When Diane von Furstenberg came out for her bow, she handed out small American flags to people here and there in the crowd as a way of marking September 11. Optimism was the message of her Spring show. There were clues aplenty in addition to the stars and stripes: Nina Simone on the soundtrack crooning "Feeling Good," with its chorus of "It's a new dawn"; the collection's title, Beginnings; and, naturally, the clothes themselves. DVF opened with a series of all-white looks: a gauzy pantsuit, a lace frock, a drapey kimono dress cinched with a utility belt. Her prints, which were legion, were positively exuberant. She focused mainly on florals: green and royal oversize Marimekko-style bursts on a sleeveless white dress, smaller white buds on a blood orange jumpsuit, Wedgwood patterns on a sweatshirt and knee-length skirt. The variety of pattern was remarkable, if not a bit overwhelming.
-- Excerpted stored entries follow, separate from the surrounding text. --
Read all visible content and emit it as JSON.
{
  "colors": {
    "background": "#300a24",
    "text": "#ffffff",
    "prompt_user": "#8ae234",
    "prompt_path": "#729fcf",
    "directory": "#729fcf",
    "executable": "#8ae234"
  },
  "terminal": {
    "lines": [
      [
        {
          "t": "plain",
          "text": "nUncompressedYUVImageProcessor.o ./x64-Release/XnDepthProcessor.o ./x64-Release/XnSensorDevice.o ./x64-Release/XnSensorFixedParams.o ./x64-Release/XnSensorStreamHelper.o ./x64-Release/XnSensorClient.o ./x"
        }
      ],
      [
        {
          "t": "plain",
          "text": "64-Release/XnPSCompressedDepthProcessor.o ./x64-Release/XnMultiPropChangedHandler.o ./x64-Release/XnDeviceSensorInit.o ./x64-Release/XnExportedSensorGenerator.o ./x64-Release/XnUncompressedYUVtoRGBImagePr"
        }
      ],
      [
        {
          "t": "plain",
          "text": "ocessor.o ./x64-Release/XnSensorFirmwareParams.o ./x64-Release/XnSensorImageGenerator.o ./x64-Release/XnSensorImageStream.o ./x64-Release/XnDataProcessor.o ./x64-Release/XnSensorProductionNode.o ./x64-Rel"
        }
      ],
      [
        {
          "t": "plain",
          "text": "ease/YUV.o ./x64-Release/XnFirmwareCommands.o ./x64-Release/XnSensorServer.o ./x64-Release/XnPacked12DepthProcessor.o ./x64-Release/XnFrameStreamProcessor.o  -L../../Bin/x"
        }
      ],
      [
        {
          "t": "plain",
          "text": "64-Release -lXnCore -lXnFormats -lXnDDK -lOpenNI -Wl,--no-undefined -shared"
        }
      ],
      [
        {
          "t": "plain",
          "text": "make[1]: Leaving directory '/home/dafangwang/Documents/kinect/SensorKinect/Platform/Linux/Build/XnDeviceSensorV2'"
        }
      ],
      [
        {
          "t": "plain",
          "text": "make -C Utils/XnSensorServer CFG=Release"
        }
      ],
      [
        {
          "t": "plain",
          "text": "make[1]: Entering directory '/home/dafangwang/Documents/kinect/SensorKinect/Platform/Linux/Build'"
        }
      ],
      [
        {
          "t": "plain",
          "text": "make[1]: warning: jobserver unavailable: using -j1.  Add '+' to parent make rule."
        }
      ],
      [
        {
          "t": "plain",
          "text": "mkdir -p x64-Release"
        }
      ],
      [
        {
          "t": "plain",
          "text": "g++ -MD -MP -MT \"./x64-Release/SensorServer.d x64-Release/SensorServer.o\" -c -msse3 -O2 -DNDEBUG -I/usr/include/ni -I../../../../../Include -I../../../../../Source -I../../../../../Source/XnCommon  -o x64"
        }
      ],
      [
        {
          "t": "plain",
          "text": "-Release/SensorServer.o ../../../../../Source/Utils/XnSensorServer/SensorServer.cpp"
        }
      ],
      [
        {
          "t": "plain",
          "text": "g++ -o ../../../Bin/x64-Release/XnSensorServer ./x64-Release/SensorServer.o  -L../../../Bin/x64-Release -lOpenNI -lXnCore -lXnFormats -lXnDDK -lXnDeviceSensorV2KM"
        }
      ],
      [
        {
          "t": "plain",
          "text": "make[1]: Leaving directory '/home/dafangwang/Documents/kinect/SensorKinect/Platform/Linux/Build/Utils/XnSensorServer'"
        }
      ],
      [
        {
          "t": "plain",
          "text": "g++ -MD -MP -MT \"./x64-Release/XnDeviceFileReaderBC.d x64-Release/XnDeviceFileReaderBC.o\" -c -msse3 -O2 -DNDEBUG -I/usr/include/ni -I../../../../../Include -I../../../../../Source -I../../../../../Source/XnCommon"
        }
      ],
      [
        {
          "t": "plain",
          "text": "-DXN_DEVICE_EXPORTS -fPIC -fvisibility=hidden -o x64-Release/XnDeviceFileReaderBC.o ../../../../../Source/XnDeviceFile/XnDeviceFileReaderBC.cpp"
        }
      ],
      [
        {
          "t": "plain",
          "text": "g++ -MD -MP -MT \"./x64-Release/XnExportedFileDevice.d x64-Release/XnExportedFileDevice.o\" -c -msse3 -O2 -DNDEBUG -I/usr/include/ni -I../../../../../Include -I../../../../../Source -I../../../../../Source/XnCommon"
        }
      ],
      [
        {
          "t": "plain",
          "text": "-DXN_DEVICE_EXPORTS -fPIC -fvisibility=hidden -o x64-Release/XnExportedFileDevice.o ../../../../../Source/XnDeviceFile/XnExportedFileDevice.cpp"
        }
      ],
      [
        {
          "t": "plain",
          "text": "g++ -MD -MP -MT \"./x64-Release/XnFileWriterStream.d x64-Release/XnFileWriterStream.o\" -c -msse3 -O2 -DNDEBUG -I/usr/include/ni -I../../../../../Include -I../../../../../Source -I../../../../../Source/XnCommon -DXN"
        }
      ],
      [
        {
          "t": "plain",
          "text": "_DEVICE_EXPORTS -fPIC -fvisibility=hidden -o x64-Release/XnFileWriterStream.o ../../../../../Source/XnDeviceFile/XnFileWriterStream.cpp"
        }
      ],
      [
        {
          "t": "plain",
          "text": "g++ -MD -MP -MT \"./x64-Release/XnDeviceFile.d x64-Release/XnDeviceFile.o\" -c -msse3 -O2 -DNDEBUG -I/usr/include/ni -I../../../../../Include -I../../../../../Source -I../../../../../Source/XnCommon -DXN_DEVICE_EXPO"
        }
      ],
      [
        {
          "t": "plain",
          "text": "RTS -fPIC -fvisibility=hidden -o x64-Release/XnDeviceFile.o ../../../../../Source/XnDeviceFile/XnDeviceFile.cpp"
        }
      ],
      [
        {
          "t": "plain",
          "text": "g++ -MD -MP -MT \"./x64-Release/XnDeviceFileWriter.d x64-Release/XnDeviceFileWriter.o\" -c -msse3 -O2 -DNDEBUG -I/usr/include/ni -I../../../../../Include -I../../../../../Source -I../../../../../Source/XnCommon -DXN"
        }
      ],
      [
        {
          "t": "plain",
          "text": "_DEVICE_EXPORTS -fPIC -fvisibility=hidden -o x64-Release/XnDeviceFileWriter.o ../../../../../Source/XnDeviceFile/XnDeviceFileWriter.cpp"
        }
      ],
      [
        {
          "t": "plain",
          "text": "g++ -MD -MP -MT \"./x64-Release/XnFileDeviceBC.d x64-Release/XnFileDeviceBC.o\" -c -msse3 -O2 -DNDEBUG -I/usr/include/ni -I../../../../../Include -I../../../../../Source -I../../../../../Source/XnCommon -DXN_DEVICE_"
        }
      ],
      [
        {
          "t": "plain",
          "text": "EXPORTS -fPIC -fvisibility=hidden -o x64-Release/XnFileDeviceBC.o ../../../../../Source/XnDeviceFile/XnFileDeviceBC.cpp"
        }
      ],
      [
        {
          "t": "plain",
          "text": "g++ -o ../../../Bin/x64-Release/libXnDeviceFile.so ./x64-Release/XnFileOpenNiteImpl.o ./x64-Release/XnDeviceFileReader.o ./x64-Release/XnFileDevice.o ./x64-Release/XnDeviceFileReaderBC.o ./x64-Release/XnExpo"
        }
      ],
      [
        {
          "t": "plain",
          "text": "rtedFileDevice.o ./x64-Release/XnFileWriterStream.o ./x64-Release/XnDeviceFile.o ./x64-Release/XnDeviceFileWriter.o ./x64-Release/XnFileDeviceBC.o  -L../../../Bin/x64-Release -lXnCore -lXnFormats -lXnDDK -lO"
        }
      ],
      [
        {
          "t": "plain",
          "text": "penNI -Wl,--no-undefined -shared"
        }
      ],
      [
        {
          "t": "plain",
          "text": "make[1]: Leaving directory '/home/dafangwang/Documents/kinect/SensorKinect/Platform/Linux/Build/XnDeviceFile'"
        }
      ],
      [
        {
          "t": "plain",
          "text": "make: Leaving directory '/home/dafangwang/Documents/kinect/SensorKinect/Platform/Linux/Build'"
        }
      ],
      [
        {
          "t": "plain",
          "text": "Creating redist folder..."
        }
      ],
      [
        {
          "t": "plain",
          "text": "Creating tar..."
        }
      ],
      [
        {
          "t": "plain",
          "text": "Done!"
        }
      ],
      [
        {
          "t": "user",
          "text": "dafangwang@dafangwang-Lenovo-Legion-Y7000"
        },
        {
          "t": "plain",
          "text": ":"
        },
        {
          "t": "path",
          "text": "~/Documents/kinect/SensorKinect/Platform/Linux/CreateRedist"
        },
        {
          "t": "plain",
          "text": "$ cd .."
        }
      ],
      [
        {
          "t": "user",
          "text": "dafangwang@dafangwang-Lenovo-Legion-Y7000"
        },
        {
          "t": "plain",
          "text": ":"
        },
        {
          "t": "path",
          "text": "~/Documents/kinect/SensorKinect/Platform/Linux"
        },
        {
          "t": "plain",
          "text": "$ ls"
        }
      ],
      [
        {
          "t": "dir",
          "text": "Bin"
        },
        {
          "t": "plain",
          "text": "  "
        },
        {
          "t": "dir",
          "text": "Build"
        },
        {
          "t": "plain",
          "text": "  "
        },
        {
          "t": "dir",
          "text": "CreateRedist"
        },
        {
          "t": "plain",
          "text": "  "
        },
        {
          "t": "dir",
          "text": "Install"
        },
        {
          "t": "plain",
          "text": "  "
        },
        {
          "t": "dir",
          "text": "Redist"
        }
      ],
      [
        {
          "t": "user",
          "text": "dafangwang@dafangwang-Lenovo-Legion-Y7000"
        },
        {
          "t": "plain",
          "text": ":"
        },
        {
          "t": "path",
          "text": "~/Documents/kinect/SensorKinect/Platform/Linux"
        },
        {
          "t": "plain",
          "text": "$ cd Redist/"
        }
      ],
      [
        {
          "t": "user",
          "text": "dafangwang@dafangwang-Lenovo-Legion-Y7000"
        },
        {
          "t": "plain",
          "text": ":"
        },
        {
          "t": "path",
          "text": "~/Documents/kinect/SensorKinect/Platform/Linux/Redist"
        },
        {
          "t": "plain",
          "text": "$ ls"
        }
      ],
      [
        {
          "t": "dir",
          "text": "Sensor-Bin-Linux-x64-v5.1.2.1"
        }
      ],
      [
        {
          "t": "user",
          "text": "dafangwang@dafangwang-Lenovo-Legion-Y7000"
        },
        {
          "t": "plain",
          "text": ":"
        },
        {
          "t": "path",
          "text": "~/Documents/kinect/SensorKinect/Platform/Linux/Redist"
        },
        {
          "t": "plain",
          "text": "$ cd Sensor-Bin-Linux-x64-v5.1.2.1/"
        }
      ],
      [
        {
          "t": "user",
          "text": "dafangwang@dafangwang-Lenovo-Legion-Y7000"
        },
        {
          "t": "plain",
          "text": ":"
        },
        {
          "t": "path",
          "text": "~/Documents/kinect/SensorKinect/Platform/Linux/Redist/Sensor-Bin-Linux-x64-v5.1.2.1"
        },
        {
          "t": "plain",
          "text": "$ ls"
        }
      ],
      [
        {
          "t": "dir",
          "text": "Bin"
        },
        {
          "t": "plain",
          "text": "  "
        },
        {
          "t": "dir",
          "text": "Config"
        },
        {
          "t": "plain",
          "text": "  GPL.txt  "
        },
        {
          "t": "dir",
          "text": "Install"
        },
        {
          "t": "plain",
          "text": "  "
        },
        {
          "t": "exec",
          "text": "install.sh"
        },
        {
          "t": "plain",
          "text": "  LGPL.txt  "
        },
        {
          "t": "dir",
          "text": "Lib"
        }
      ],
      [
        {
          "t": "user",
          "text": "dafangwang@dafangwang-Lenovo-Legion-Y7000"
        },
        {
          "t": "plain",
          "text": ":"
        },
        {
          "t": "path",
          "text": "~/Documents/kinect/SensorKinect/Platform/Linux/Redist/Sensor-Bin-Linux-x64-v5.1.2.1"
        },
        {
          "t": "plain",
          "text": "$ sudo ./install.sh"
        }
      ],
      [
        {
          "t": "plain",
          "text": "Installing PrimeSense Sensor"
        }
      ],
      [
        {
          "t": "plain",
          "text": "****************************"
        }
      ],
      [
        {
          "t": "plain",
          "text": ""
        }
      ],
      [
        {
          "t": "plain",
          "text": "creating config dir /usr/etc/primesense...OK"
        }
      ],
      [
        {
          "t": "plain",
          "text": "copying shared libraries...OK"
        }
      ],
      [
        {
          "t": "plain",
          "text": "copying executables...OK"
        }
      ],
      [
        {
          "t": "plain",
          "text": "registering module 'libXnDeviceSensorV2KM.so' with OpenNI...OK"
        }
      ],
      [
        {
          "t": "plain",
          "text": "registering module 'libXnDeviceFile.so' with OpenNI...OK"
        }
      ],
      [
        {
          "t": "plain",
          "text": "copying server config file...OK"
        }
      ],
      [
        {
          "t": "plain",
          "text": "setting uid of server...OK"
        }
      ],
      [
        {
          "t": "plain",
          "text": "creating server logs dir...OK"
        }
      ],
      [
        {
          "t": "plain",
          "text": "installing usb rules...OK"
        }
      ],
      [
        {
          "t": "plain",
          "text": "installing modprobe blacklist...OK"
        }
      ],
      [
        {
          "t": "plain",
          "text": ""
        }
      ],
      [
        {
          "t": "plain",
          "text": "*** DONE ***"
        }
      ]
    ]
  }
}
Still, there were things other than those prints to grab your attention, and we aren't talking about the designer's usual starry front row, which included the éminences grises Oscar de la Renta and Valentino. Von Furstenberg gave no short shrift to menswear-inspired looks. For the girl who prefers not to say it with flowers, she showed crisp, tailored jackets with button-downs and Bermuda shorts. Walking down 14th Street yesterday, one heard a tour guide stop, point to the Diane von Furstenberg headquarters there, and call it "the DVF empire." The point is, something-for-everyone diversity is this designer's strength.